The Emergency Economic Stabilization Act of 2008 gives Paulson immediate authority to buy as much as $250 billion in troubled assets from banks and other financial institutions. The White House may expand the program by another $100 billion, and the Treasury can access the remaining $350 billion with Congressional consultation.

The plan allows Treasury officials to "intervene very quickly if they want to," said Vincent Reinhart, a resident scholar at the American Enterprise Institute in Washington and former director of the Federal Reserve Board's Division of Monetary Affairs. He predicts the Treasury will "act in markets first," possibly by working through the Fed.

... Illiquid Assets

While the new law gives the Treasury power to inject capital directly into the banking system, department officials say their focus will be to help banks get rid of illiquid assets.

Reinhart says Paulson will take his time setting up asset- buying competitions such as reverse auctions, in which the government would accept the lowest price offered by banks selling a type of asset.

"Auctions are complicated," Reinhart said. "If you're talking about mortgages, there is a very significant information disadvantage to the government relative to the private sector, so they have to be really careful about the way they structure those auctions."

Paulson has an incentive to be deliberate: The next president, along with his new cabinet, takes office Jan. 20, and Paulson's reputation depends on his program's long-term track record.

"No one will know if this works for several years," said Stuart Eizenstat, former deputy secretary of the Treasury and now a partner at Covington & Burling, a Washington-based law firm. "This is very much his plan; it will bear his name and his imprint for a generations to come."

... Insurance Fund

The plan sets up a Troubled Asset Relief Program, or TARP, available to "any financial institution" that meets the Treasury's conditions. Residential and commercial mortgages and mortgage-backed securities are the primary targets, although the Treasury and the Fed are able to add other asset classes as needed. The Treasury also will set up an insurance fund for mortgage securities that will charge premiums.

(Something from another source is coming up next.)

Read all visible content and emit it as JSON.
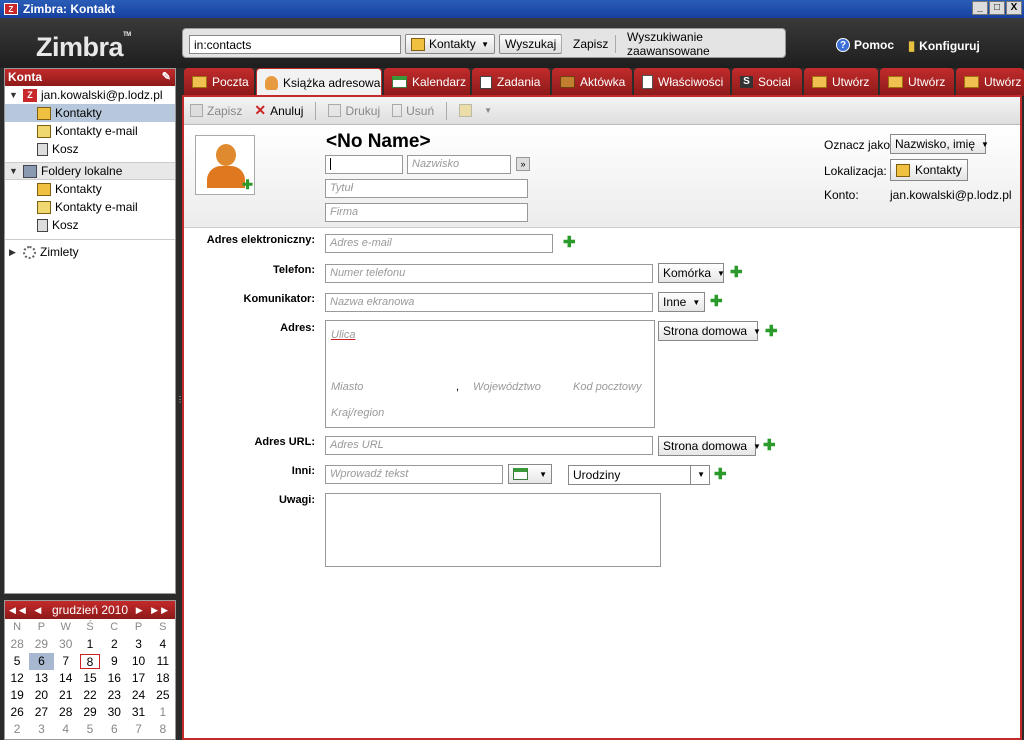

Banks won't be allowed to sell assets to the Treasury for more than what they paid, unless they purchased the assets from another bank already in bankruptcy or conservatorship. Congress instructed the Treasury to issue conflict-of-interest guidelines, so banks don't take unfair advantage of the new program.

Because the Treasury is able to buy whole mortgage loans under the plan, it may be able to encourage mortgage servicers to work out easier repayment arrangements for strapped homeowners, although the mechanics are likely to be very difficult, said Michael Carliner, a consultant and former economist for the National Association of Home Builders, a trade group in Washington.

... Debt Sales

The new program, combined with existing borrowing needs, could add up to a half-trillion dollars worth of debt the Treasury will have to sell before the end of December, said Ward McCarthy, a former Fed economist who is now a principal at Stone and McCarthy Research Associates in New Jersey. The department was already was weighing additional types of debt sales to finance this year's budget deficit. Fiscal year 2009 started on Oct. 1; in July the Bush administration projected a $482 billion shortfall.

As a result, markets should be prepared for the Treasury to move more suddenly than usual, McCarthy said. "Expect them to come out with six-guns blazing because Paulson wants to make an impression."

The Treasury could add three- and seven-year notes, as its borrowing advisory committee has proposed. It also could reopen existing notes and bonds, or even hold a series of one-time medium- and long-term debt sales.

"Under normal circumstances, the Treasury's financing decisions are guided by its desire to be regular and predictable," said Louis Crandall, chief economist at Wrightson ICAP in New Jersey.

"However, there is certainly nothing 'regular' about this rescue package, so that approach is not relevant," he said.